Perhaps if there was a true groundswell of refusal to accept it, schools would push back at the council and government. Or at least change their tone. This hiding behind bureaucrasy is distasteful, and also untrue. It becomes a constant refrain to justify speaking to people like shit, and them hold up the hands and say ooh not my fault, we have to send it etc. the facts maybe 'have' to be sent, not the threatening tone.

This rant isn't directed at teachers, but at the people in many sectors and positions that behave in this way. I loathe the lazy cowardice behind this type of 'not me it's the system', and it's on the increase in so many public services and well basically anything that isn't an actual business where it pays to treat humans with respect.

Hey, even actually be on the same side as each other instead of passing the buck and blaming... Maybe that would actually help both teachers and parents?!

All of the above. My thoughts are they love trampling on people as they love to feel superior.

sashh · 11/04/2014 07:50

Dear Sir

I'm sorry my child's attendance is below your school's average.

As you know it is impossible for me to make her attend more sessions than the school is open for and so rectify the situation.

As far as I can see the only way to bring her attendance above average is for me to, somehow, reduce the attendance of other pupils.

How do you suggest I do this?

NearTheWindymill · 11/04/2014 07:52

I agree Miscellaneous Assortment.

I also think that as schools are charged with teaching children things like citizenship these days that a starting point was being able to treat key stakeholders with basic courtesy. Yes, they may have to send letters like this but what would be wrong with something like:

We apologise for writing to you about this but in accordance with Section X, number XVI of the 2014 Children's Act published by the Department of Education (poetic licence there I don't know what the statutory document is that dictates this requirement) we are obliged to inform you about certain information relating to your child.

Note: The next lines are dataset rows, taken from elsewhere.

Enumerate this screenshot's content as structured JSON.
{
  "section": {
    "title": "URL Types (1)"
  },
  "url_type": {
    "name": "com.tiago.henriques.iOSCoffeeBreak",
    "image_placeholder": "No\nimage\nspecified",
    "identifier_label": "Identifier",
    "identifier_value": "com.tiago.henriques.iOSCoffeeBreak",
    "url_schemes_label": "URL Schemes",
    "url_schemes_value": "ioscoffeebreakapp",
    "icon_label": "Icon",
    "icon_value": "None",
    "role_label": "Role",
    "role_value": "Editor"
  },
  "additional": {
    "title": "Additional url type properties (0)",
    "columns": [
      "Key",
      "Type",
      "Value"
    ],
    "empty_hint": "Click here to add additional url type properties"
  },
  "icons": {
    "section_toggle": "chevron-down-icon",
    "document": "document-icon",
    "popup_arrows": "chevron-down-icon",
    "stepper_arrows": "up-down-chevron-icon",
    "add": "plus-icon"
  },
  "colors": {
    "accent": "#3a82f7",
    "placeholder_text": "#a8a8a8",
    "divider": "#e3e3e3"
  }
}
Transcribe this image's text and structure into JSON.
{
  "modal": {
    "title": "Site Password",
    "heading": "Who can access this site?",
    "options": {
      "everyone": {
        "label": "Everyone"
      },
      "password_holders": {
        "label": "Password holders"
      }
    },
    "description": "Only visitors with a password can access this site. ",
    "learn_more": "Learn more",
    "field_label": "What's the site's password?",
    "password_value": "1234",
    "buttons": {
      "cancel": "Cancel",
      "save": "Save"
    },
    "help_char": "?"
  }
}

We have to tell you that during the autumn and spring terms your child has had 12 sessions of authorised sickness absence which means their attendance has dropped to 90.3% which is below the average for this school and has to be reported to .....................

Whilst we appreciate your child has been genuinely ill and that it would be inappropriate to send a sick child to school we are now obliged to inform you of the statistics about absence and offer to support you to improve your child's absence.

I hold a surgery for parents on Friday mornings from 10am until 12noon and if you have any concerns or feedback you would like to share with me please do come along.

With best wishes

Caring and sensible headteacher.

If that letter were copied to the Chair of Education at every LA in the country I'm sure this policy would change.

I don't think head teachers have to send letter like this at all. We used to get terribly rude and abrupt letters from the top 100 comp we sent dd to for two years. Communication with parents was shocking. Funnily enough it isn't like that at the independent school we moved her to because funnily enough the staff appreciate that the parents have choices.

It's all rather "computer says" and it beggars belief that people who are supposed to be intelligent enough to run educational establishments and to have an impact on children should think it's appropriate to communicate with parents in this way. It does nothing at all to support home/school communication or respect for the teaching profession if they think it appropriate to be so rude. I dont' want people like that having any influence over my children.

ilovesooty · 11/04/2014 08:07

IAmDoneNow you seem just to have a general sweeping loathing for teachers - they love trampling on people as they love to feel superior Do you pass on this sentiment to your children?

Given the prevailing government policy and the necessity for these letters I rather like NearTheWindymill's version.